Weinkönigin gekürt

Das sind Niederösterreichs neue Weinhoheiten

Niederösterreich
14.04.2026 09:15

Krönchen, Tränen und große Gefühle: Wenn Tradition auf Herzblut trifft, wird aus einem Moment ein Versprechen für ein ganzes Land.

Ein Krönchen hier, ein Krönchen da – und plötzlich lag sie in der Luft, diese besondere Magie von Rieden, Trauben, Fass und Glas. Im Millenniumssaal in St. Pölten wurde Marie Sophie Huber (21) aus Schrannawand bei Ebreichsdorf zur neuen Weinkönigin gekürt. Ein knapper Juryentscheid, ein großer Moment – und eine junge Frau, die vor Glück „gluckste“, wie es nur echte Freude kann.

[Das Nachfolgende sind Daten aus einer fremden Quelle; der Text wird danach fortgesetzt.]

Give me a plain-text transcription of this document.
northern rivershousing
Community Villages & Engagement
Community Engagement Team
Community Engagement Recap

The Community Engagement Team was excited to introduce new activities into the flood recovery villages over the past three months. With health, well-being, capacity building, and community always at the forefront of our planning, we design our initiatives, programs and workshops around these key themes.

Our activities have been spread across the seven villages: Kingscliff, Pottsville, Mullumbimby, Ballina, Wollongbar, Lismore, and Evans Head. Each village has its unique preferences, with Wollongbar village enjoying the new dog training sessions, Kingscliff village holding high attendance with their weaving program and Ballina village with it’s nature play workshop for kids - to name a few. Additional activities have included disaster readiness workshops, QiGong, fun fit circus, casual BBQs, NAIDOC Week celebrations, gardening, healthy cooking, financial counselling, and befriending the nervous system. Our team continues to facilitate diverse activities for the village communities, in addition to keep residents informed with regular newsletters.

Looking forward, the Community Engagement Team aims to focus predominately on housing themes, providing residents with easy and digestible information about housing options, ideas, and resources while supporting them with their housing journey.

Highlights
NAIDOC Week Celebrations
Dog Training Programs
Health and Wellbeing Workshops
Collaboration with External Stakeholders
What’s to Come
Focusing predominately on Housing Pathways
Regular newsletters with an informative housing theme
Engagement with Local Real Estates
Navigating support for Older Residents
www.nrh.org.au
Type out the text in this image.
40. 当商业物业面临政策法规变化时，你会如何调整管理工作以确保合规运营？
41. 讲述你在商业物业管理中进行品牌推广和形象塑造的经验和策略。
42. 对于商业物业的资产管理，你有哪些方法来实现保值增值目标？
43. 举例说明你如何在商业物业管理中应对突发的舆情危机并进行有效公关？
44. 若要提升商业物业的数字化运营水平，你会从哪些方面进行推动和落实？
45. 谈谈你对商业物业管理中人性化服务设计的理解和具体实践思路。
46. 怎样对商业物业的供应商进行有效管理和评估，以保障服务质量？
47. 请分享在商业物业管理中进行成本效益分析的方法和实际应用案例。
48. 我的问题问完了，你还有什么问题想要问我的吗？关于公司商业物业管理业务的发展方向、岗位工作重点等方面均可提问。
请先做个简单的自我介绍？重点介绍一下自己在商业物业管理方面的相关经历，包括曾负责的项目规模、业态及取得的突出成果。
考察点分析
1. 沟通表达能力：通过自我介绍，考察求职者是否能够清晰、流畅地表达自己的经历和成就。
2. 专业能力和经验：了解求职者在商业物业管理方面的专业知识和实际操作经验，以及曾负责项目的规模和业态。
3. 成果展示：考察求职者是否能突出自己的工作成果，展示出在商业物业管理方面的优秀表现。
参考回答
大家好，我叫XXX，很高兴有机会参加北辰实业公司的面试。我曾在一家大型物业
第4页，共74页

An ihrer Seite: Laura Neustifter (22), die mit ihrer charmant-bodenständigen Art längst die Herzen erobert hatte. Als Vizekönigin – der legendären Heurigendynastie aus Poysdorf entstammend – komplettiert sie nun das neue Duo an der Spitze des niederösterreichischen Weins.

Botschafterinnen mit Haltung
„Ich bin froh, dass es heute noch Weinköniginnen gibt – emanzipierte, gut ausgebildete junge Frauen“, betonte Landeshauptfrau Johanna Mikl-Leitner. Und sie zog ein Bild, das hängen bleibt: Die Weinhoheiten seien wie die Garde vor dem Buckingham Palace – sichtbare Zeichen von Stolz, Identität und Tradition. Denn die beiden tragen mehr als Kronen. Sie tragen ein ganzes Land – seine Winzer, seine Landschaft, seine Lebensart.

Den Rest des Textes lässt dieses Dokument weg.